En descendant de Milan, on arrive à Parme, fameuse pour son jambon rosé et son fromage doré. Le baptistère romain est admirable de concision et contraste avec les décorations grandioses du Corrège dans la cathédrale. en descendant toujours, à un jet de pierre, Modène, connue pour son marché riche et chantant, sa cathédrale romane. Bologne arrive, caput mundi, grasse, rouge et savante, gorgée de san giovese et empiffrée de mortadelle et de ragù ; sensuelle au soleil et difficile par moment avec sa horde de jeunes gauchistes décadents. À droite vient Ferrare, noble cité, mystérieuse, ceinte sous ses remparts de briques.

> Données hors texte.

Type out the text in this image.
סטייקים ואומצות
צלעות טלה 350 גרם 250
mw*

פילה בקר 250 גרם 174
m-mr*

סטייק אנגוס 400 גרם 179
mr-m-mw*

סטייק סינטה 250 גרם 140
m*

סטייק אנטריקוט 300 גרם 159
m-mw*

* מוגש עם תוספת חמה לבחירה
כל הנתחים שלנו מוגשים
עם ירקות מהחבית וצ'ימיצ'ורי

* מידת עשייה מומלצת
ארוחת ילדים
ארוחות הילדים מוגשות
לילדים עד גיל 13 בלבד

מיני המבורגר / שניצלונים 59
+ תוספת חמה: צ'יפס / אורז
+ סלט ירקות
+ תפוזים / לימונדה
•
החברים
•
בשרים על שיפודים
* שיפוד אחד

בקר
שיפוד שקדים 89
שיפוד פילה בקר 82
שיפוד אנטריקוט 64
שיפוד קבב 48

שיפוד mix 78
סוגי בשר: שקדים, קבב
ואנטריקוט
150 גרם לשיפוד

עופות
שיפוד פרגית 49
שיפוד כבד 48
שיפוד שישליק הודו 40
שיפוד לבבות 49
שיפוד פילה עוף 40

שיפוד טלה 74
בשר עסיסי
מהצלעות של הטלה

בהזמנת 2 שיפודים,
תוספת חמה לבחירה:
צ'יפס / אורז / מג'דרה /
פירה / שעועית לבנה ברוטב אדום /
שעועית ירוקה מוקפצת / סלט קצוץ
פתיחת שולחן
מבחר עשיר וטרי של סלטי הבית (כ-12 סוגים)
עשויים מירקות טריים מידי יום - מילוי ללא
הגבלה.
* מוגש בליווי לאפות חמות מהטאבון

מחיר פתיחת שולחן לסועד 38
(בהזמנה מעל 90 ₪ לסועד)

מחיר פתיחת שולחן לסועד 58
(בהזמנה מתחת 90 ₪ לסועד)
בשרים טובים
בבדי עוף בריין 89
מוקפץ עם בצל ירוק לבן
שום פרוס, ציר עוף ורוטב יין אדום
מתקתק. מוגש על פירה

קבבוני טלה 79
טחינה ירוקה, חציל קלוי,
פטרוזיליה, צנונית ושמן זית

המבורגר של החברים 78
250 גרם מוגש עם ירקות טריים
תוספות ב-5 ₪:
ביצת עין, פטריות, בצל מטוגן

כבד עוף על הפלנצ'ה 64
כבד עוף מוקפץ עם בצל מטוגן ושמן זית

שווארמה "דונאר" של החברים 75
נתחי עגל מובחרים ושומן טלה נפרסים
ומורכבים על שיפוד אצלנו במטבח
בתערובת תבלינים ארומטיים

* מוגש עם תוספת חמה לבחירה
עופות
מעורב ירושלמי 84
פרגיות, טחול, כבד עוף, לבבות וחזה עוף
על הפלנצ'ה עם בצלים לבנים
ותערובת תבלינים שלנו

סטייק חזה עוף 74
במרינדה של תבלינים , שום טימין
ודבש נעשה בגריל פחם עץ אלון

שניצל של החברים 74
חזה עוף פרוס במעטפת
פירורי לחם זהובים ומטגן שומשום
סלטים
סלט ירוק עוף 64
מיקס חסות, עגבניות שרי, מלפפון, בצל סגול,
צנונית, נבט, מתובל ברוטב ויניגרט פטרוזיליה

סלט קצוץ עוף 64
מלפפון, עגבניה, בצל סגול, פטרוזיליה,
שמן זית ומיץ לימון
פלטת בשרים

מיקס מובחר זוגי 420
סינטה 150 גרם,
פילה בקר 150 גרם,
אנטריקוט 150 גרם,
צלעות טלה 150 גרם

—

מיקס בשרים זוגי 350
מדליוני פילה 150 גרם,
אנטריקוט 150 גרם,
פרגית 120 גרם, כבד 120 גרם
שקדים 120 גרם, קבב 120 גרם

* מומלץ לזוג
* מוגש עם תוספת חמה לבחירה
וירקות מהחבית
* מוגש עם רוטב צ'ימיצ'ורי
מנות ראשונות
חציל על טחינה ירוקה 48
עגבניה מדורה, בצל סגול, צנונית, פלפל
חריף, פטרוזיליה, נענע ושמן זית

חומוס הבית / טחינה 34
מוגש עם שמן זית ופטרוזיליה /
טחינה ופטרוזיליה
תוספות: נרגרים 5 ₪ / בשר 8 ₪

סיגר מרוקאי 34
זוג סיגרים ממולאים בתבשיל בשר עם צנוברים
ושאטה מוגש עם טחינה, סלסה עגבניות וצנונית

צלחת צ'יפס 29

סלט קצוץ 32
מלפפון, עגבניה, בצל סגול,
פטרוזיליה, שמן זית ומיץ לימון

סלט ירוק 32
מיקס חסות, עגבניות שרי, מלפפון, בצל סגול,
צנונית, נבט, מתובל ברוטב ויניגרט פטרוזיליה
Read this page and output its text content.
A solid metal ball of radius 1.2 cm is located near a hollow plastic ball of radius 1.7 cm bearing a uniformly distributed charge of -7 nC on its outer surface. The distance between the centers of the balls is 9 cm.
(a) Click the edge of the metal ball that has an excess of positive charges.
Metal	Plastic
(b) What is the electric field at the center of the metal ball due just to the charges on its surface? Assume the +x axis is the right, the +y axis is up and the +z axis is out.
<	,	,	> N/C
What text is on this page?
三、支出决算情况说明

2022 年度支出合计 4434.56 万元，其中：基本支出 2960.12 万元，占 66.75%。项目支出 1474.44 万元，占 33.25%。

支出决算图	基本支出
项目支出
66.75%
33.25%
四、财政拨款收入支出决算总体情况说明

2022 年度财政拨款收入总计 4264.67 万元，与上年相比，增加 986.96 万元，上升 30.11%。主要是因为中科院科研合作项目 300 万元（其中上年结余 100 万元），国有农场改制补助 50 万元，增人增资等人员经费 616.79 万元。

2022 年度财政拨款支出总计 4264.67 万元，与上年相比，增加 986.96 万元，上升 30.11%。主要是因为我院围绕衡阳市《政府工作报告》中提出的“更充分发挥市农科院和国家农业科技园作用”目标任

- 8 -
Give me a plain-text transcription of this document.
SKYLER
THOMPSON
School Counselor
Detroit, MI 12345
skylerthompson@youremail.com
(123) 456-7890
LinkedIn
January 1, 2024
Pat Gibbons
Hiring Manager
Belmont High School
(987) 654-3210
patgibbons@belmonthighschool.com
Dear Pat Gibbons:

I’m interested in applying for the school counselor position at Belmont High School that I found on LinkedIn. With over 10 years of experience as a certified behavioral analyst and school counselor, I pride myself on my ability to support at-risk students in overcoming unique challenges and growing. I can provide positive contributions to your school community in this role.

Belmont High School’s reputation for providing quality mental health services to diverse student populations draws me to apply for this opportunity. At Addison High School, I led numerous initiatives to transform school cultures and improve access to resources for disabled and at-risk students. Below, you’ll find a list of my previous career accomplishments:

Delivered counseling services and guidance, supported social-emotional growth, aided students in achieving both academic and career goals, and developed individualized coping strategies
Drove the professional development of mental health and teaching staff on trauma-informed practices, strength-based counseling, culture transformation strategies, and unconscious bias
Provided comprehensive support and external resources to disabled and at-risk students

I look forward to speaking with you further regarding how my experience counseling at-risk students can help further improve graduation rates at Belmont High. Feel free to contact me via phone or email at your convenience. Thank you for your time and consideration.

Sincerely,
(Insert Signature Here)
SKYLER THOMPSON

Les gens vont à la messe comme le peuple va au pallio en mémoire de Borso d’Este. Ravenne se trouve dans la province, endormie, enterrée. Sous les pins, remembrances de l’antique capitale qu’elle fut, quelques merveilles, le tombeau de Dante, la bibliothèque Classense et la ribambelle de mosaïques dorées, lumineuses et profondes à mesure que la chute de l’empire romain annonce l’arrivée de l’empire byzantin.

À gauche, en dessous de Bologne, Sienne l’admirable sous son acropole et dans la vague taupe de ses rues qui montent et descendent : montagne-russe de l’époque. Pise, l’autre noble cité, éteinte, hélas, splendide sur la piazza des miracoli qui eut l’idée de placer ses œuvres sous les remparts. Florence, l’éternelle beauté, entre san Marco, vestige du gothique lumineux et l’art cérébral, érudit d’un Michel-ange œuvrant dans la chapelle des Médicis. Vient Rome et sa provine : venez découvrir Frascati, pétillante, ville dans les hauteurs qui a gardé le charme et la douceur convoitées par les riches romains. La villa Aldobrandini, Falconieri, au XVIIIème siècle, ont gardé le goût de la villégiature. Entre un verre de vin blanc, vous reprendrez bien de la porchetta, croustillante, moelleuse, un délice. Palestrina, au fond de l’arrière-pays est une bourgade attachante où le temple de la Fortune a été construit à flanc de colline et Castel Gandolgo au-dessus du lac Albano, un immense trou béant à l’eau noire sous les nuages.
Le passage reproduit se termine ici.